The Melatonin/ Light Connection

Like most animals, our bodies are triggered to sleep via the setting of the sun, and we wake when it pops back up again the following day.

But we are far removed from our caveman days. If we need light in the evenings, we don’t scour the land for material to burn, and then furiously rub 2 sticks together. We have the amazing fortune of being able to flick a switch. Anytime of the day… and as many switches, as we like! Room lights, TV’s, lamps, ipads, laptops, fish tanks, the little light in the fridge comes on without even flicking a switch! Sorcery! 


Melatonin Caveman

So what effect does this light have on our circadian rhythm?

Light will inhibit the enzyme called “serotonin N-acetyltransferase”, which is needed to convert serotonin to melatonin. This little hormone is 100% necessary for sleep maintenance. As light goes down in the evenings, more melatonin is produced, and as the sun starts to peek through the curtains in the morning, melatonin production slows down, causing us to wake up.

We’re all well aware by now, that we need to detox from screen time before bed.

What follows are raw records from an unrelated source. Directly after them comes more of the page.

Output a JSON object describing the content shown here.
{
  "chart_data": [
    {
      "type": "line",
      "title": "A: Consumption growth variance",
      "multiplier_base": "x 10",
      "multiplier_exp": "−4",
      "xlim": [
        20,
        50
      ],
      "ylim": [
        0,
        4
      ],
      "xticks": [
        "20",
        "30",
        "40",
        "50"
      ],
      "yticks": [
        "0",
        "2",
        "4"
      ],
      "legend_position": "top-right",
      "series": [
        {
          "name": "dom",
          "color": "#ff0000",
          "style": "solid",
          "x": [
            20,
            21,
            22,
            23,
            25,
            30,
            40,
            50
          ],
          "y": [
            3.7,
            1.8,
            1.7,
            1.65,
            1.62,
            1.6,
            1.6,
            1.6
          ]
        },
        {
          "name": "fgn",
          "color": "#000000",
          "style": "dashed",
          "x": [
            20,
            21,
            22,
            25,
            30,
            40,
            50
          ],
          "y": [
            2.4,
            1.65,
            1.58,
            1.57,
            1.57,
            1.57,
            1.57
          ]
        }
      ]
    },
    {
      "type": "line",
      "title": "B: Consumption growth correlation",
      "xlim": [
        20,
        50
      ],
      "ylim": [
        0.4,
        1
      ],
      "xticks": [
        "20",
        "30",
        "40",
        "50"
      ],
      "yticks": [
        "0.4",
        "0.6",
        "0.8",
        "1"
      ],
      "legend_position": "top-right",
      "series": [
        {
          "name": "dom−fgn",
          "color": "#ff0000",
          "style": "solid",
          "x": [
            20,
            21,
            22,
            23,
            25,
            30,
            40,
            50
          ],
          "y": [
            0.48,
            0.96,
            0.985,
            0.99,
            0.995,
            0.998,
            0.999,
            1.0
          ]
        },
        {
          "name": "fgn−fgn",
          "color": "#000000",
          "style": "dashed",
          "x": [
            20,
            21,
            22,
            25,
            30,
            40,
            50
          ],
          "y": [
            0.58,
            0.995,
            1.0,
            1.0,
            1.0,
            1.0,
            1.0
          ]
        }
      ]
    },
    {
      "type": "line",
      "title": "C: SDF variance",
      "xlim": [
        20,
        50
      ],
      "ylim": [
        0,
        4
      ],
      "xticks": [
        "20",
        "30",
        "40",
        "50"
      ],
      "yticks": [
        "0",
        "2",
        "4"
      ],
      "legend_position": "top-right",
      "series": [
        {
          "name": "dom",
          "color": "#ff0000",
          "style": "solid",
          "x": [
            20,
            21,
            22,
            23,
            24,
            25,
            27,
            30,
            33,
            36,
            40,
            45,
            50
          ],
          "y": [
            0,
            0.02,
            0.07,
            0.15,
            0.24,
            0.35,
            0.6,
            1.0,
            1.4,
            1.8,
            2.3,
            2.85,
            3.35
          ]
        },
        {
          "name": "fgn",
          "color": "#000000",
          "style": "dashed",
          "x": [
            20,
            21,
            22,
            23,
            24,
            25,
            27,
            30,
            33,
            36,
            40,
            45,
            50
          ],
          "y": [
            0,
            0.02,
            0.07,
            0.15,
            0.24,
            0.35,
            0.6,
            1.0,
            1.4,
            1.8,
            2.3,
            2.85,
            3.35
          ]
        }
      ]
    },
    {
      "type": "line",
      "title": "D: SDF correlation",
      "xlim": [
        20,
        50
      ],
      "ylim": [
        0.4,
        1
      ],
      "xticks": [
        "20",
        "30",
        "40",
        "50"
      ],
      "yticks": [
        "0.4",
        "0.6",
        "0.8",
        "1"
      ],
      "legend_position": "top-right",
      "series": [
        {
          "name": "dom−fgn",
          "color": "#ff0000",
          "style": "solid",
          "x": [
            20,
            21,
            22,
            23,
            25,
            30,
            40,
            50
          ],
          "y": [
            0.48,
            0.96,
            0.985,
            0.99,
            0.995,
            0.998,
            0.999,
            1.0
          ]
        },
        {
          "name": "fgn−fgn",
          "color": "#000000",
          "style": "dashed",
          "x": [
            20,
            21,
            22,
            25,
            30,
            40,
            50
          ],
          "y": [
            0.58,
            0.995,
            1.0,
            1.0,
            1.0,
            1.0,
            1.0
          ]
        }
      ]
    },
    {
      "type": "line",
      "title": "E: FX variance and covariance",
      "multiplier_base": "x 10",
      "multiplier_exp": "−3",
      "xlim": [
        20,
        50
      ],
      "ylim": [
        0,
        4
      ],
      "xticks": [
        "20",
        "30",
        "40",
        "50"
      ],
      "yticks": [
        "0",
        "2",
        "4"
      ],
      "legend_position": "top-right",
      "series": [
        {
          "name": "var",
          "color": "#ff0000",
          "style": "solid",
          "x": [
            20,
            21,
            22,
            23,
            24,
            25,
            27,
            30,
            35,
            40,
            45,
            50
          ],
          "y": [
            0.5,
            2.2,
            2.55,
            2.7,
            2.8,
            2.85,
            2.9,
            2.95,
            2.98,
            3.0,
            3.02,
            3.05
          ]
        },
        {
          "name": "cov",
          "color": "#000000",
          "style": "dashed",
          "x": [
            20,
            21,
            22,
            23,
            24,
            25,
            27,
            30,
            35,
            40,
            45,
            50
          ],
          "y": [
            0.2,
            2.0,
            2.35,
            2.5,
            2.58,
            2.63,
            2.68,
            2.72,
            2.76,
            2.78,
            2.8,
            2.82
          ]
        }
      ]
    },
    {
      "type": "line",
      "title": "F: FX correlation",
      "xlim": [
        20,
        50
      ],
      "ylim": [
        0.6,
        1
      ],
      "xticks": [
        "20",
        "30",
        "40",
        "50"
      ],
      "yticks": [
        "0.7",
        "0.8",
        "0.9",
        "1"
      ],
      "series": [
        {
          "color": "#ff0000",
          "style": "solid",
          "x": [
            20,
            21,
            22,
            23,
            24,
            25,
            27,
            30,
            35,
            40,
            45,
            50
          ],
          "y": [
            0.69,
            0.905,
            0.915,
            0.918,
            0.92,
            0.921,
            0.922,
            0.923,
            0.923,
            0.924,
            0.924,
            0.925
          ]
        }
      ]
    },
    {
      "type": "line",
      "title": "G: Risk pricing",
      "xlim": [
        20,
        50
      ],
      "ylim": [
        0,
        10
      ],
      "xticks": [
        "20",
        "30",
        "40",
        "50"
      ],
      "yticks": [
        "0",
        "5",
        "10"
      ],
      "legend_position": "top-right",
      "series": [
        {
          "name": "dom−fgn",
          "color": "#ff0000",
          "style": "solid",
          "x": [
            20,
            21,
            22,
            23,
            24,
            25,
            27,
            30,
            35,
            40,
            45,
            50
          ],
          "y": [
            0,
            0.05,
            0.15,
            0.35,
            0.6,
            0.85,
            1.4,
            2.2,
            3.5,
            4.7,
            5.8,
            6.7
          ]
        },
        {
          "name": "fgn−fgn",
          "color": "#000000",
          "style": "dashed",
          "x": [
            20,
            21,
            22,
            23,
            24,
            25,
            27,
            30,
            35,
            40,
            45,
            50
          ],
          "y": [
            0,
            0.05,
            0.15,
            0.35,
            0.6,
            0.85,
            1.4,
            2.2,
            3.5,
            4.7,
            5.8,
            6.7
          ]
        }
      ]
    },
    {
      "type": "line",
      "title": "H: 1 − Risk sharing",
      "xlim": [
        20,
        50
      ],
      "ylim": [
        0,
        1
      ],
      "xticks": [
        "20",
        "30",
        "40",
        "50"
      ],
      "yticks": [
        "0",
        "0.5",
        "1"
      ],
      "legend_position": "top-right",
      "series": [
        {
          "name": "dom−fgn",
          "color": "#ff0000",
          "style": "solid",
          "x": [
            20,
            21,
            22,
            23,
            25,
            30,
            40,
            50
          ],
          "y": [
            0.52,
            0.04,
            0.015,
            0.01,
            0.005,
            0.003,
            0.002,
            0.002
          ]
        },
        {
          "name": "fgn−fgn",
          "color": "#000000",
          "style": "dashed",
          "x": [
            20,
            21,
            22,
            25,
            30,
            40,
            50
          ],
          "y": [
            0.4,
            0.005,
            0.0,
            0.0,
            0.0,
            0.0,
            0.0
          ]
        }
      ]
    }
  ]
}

Hands up who does this?

Research shows that even room light will decrease melatonin production.[1] This will increase the time it takes you to get to sleep, but also shortens the length of time melatonin is produced by 90 minutes. This makes for a very poor sleep, and a dose of the grumpy-pants in the morning.

It’s best to reduce the amount of light you’re exposed to by 2 hours….

…1 hour wont cut it! [2]

Signs of melatonin deficiency

  • Poor sleep onset, duration, and overall sleep quality
  • Cancer – Melatonin modulates estrogen recpetors, so can be useful for estrogen dominant cancers such as breast and prostate.[3][4]
  • Hypertension – Melatonin can reduce both systolic and diastolic values.[5]
  • Fibromyalgia – Higher melatonin levels are associated with less pain.[6]
  • Migraines[7]
  • Changes in mood
  • Bone loss – In an animal study, melatonin supplementation reduced bone loss.[8]
  • Hypothyroidism – Melatonin is needed to sensitise the pituitary gland to TSH.[9]
  • Poor breast milk supply –Melatonin deficiency causes lower prolactin levels.[10]
  • Fatigue/ brain fog – If you don’t sleep well, you don’t function properly. Pretty simple!

What you can do

  • Turn off your screens and talk to someone, or spend some time meditating or doing some breathing exercises.
  • Wear 2 hours before your bedtime. These glasses block 99% of light wavelengths up to 525nm, which is the range that affects sleep quality, inhibits melatonin production, and stops us from being able to properly regenerate or detoxify during sleep.
  • Change your light globes to a red color – White and blue lights inhibit melatonin production the most.
  • Install F.lux onto your PC or laptop to cut out the blue light. It will adjust your screen to an orange light so that your brain still thinks its nighttime if you using it at night. (Blue blockers are more effective than this app in my opinion).
  • Increase tryptophan containing foods in the evening – These will make serotonin, which will then covert to melatonin. Take note though, these need to be consumed in the absence of other proteins, which inhibit the absorption of tryptophan into the brain; and with carbohydrates, which increase tryptophan absorption.